Video captioning has long been target for AI researchers. Now a team from Baidu and Perdue University have created a system that has achieved superior results using baseline datasets. Researchers working with recursive neural networks have made substantial gains in automatic video captioning.
The sentence generator produces simple short sentence that describes a specific short video intervals and a paragraph generator then captures the inter-sentence dependency and combines it with the paragraph history, and outputs a new overarching paragraph that describes the action in the video.
The work was done at Baidu and Perdue University, and has been published in a paper online.
The system was tested using nearly 2000 short YouTube segments. Each video clip has been annotated with multiple parallel sentences by different Open Turk contributors. The researchers aslo used another 185 longer videos from the dataset, TACoS-MultiLevel,
"The experiments show that our approach is able to generate multiple sentences or a paragraph for a long video and achieves the state-of-the-art results on two large-scale datasets," conclude the researchers.
Compared to other results with YouTube and TACos-MultiLevel videos, the approach used by the researchers outperformed the two baseline methods by large margins. "We expect to have even better performance if our object localization is improved," claim the study authors.
Captioning videos automatically has a lot of potential applications.

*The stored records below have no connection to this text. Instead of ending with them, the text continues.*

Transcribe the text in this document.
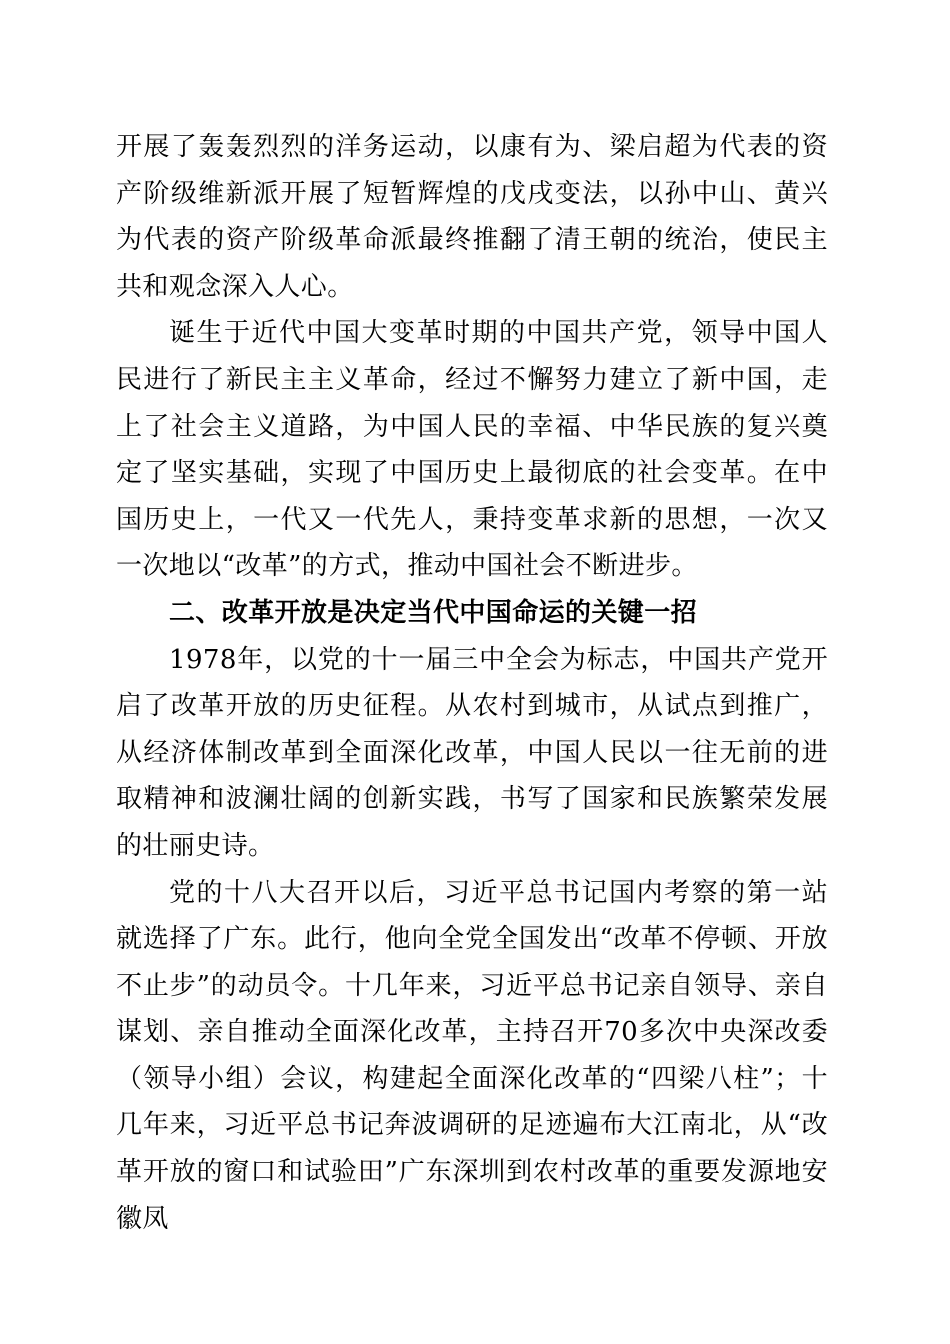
开展了轰轰烈烈的洋务运动，以康有为、梁启超为代表的资产阶级维新派开展了短暂辉煌的戊戌变法，以孙中山、黄兴为代表的资产阶级革命派最终推翻了清王朝的统治，使民主共和观念深入人心。

诞生于近代中国大变革时期的中国共产党，领导中国人民进行了新民主主义革命，经过不懈努力建立了新中国，走上了社会主义道路，为中国人民的幸福、中华民族的复兴奠定了坚实基础，实现了中国历史上最彻底的社会变革。在中国历史上，一代又一代先人，秉持变革求新的思想，一次又一次地以“改革”的方式，推动中国社会不断进步。

二、改革开放是决定当代中国命运的关键一招

1978年，以党的十一届三中全会为标志，中国共产党开启了改革开放的历史征程。从农村到城市，从试点到推广，从经济体制改革到全面深化改革，中国人民以一往无前的进取精神和波澜壮阔的创新实践，书写了国家和民族繁荣发展的壮丽史诗。

党的十八大召开以后，习近平总书记国内考察的第一站就选择了广东。此行，他向全党全国发出“改革不停顿、开放不止步”的动员令。十几年来，习近平总书记亲自领导、亲自谋划、亲自推动全面深化改革，主持召开70多次中央深改委（领导小组）会议，构建起全面深化改革的“四梁八柱”；十几年来，习近平总书记奔波调研的足迹遍布大江南北，从“改革开放的窗口和试验田”广东深圳到农村改革的重要发源地安徽凤
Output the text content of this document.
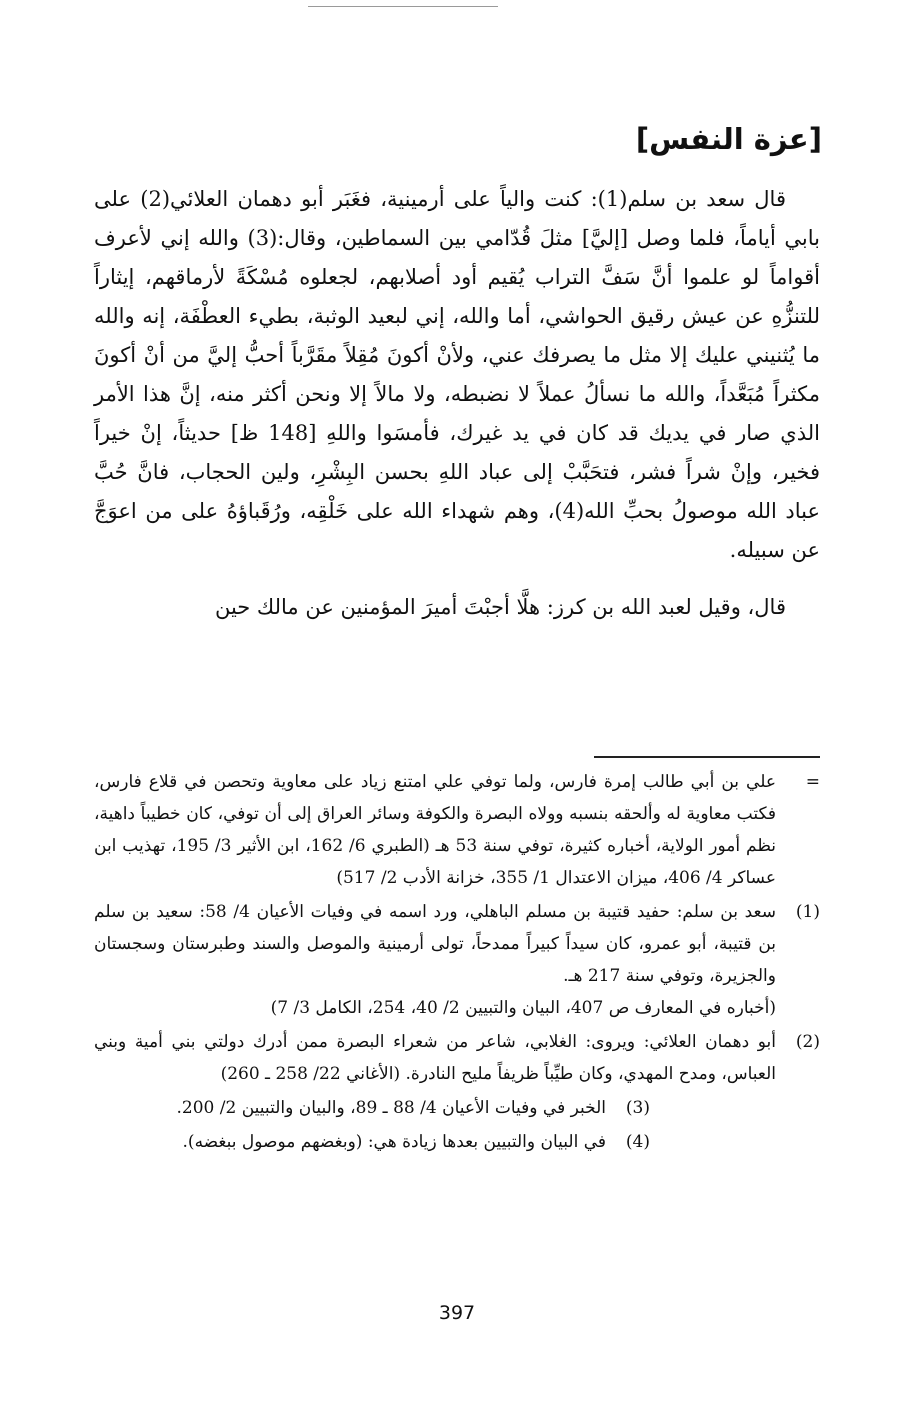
[عزة النفس]

قال سعد بن سلم(1): كنت والياً على أرمينية، فغَبَر أبو دهمان العلائي(2) على بابي أياماً، فلما وصل [إليَّ] مثلَ قُدّامي بين السماطين، وقال:(3) والله إني لأعرف أقواماً لو علموا أنَّ سَفَّ التراب يُقيم أود أصلابهم، لجعلوه مُسْكَةً لأرماقهم، إيثاراً للتنزُّهِ عن عيش رقيق الحواشي، أما والله، إني لبعيد الوثبة، بطيء العطْفَة، إنه والله ما يُثنيني عليك إلا مثل ما يصرفك عني، ولأنْ أكونَ مُقِلاً مقَرَّباً أحبُّ إليَّ من أنْ أكونَ مكثراً مُبَعَّداً، والله ما نسألُ عملاً لا نضبطه، ولا مالاً إلا ونحن أكثر منه، إنَّ هذا الأمر الذي صار في يديك قد كان في يد غيرك، فأمسَوا واللهِ [148 ظ] حديثاً، إنْ خيراً فخير، وإنْ شراً فشر، فتحَبَّبْ إلى عباد اللهِ بحسن البِشْرِ، ولين الحجاب، فانَّ حُبَّ عباد الله موصولُ بحبِّ الله(4)، وهم شهداء الله على خَلْقِه، ورُقَباؤهُ على من اعوَجَّ عن سبيله.

قال، وقيل لعبد الله بن كرز: هلَّا أجبْتَ أميرَ المؤمنين عن مالك حين

=
علي بن أبي طالب إمرة فارس، ولما توفي علي امتنع زياد على معاوية وتحصن في قلاع فارس، فكتب معاوية له وألحقه بنسبه وولاه البصرة والكوفة وسائر العراق إلى أن توفي، كان خطيباً داهية، نظم أمور الولاية، أخباره كثيرة، توفي سنة 53 هـ (الطبري 6/ 162، ابن الأثير 3/ 195، تهذيب ابن عساكر 4/ 406، ميزان الاعتدال 1/ 355، خزانة الأدب 2/ 517)
(1)
سعد بن سلم: حفيد قتيبة بن مسلم الباهلي، ورد اسمه في وفيات الأعيان 4/ 58: سعيد بن سلم بن قتيبة، أبو عمرو، كان سيداً كبيراً ممدحاً، تولى أرمينية والموصل والسند وطبرستان وسجستان والجزيرة، وتوفي سنة 217 هـ.
(أخباره في المعارف ص 407، البيان والتبيين 2/ 40، 254، الكامل 3/ 7)
(2)
أبو دهمان العلائي: ويروى: الغلابي، شاعر من شعراء البصرة ممن أدرك دولتي بني أمية وبني العباس، ومدح المهدي، وكان طيِّباً ظريفاً مليح النادرة. (الأغاني 22/ 258 ـ 260)
(3)
الخبر في وفيات الأعيان 4/ 88 ـ 89، والبيان والتبيين 2/ 200.
(4)
في البيان والتبيين بعدها زيادة هي: (وبغضهم موصول ببغضه).
397
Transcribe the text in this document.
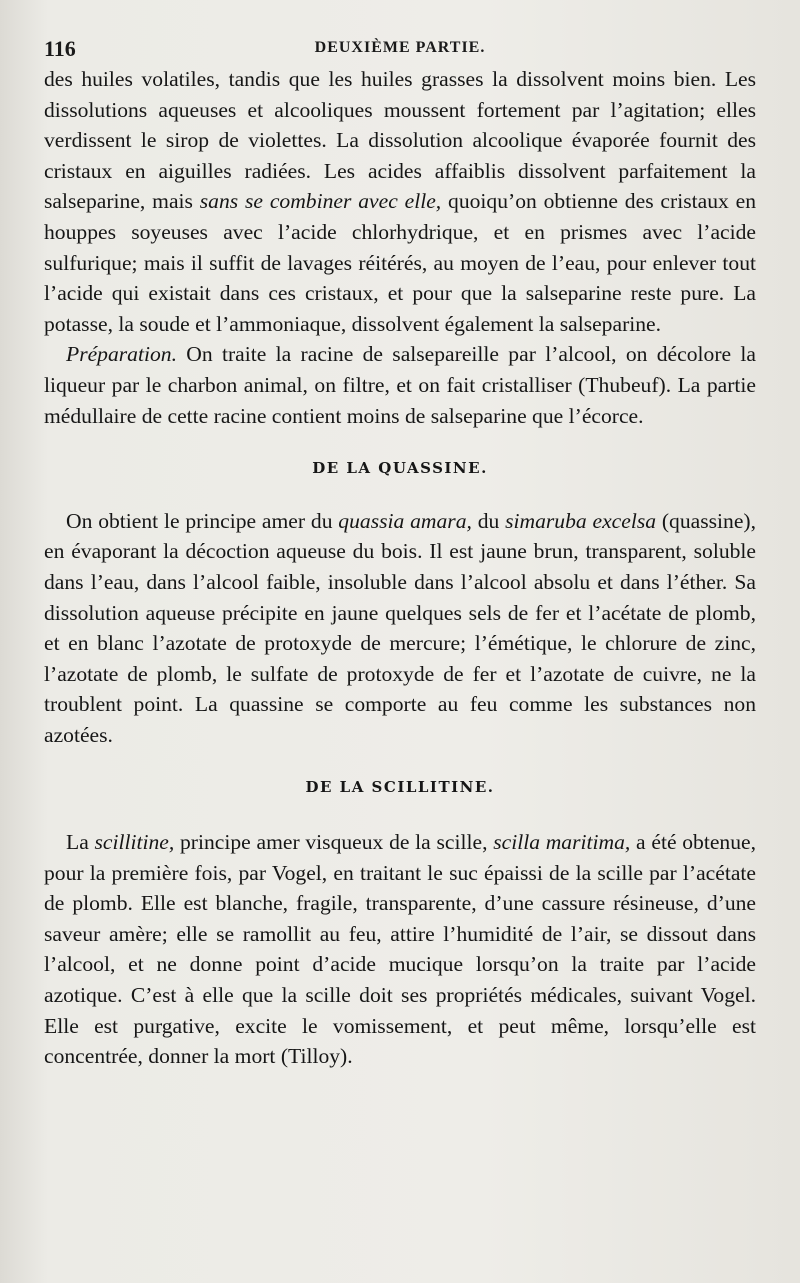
116	DEUXIÈME PARTIE.

des huiles volatiles, tandis que les huiles grasses la dissolvent moins bien. Les dissolutions aqueuses et alcooliques moussent fortement par l’agitation; elles verdissent le sirop de violettes. La dissolution alcoolique évaporée fournit des cristaux en aiguilles radiées. Les acides affaiblis dissolvent parfaitement la salseparine, mais sans se combiner avec elle, quoiqu’on obtienne des cristaux en houppes soyeuses avec l’acide chlorhydrique, et en prismes avec l’acide sulfurique; mais il suffit de lavages réitérés, au moyen de l’eau, pour enlever tout l’acide qui existait dans ces cristaux, et pour que la salseparine reste pure. La potasse, la soude et l’ammoniaque, dissolvent également la salseparine.

Préparation. On traite la racine de salsepareille par l’alcool, on décolore la liqueur par le charbon animal, on filtre, et on fait cristalliser (Thubeuf). La partie médullaire de cette racine contient moins de salseparine que l’écorce.

DE LA QUASSINE.

On obtient le principe amer du quassia amara, du simaruba excelsa (quassine), en évaporant la décoction aqueuse du bois. Il est jaune brun, transparent, soluble dans l’eau, dans l’alcool faible, insoluble dans l’alcool absolu et dans l’éther. Sa dissolution aqueuse précipite en jaune quelques sels de fer et l’acétate de plomb, et en blanc l’azotate de protoxyde de mercure; l’émétique, le chlorure de zinc, l’azotate de plomb, le sulfate de protoxyde de fer et l’azotate de cuivre, ne la troublent point. La quassine se comporte au feu comme les substances non azotées.

DE LA SCILLITINE.

La scillitine, principe amer visqueux de la scille, scilla maritima, a été obtenue, pour la première fois, par Vogel, en traitant le suc épaissi de la scille par l’acétate de plomb. Elle est blanche, fragile, transparente, d’une cassure résineuse, d’une saveur amère; elle se ramollit au feu, attire l’humidité de l’air, se dissout dans l’alcool, et ne donne point d’acide mucique lorsqu’on la traite par l’acide azotique. C’est à elle que la scille doit ses propriétés médicales, suivant Vogel. Elle est purgative, excite le vomissement, et peut même, lorsqu’elle est concentrée, donner la mort (Tilloy).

The ability to generate text descriptions for unconstrained video is important because not only it is a critical step towards machine intelligence, but also it has many applications in daily scenarios such as video retrieval, automatic video subtitling, and for aids for the blind.
Even though the approach used in the study is able to produce paragraphs for video and has achieved encouraging results, it is still quite limited in application. The object detection routine has problems handling very small objects.
For instance it has a hard time when objects have similar shapes or appearances, like cucumbers and carrots or mangos and oranges. This is even more problematic when the objects are occluded, as is the case when a person is holding them.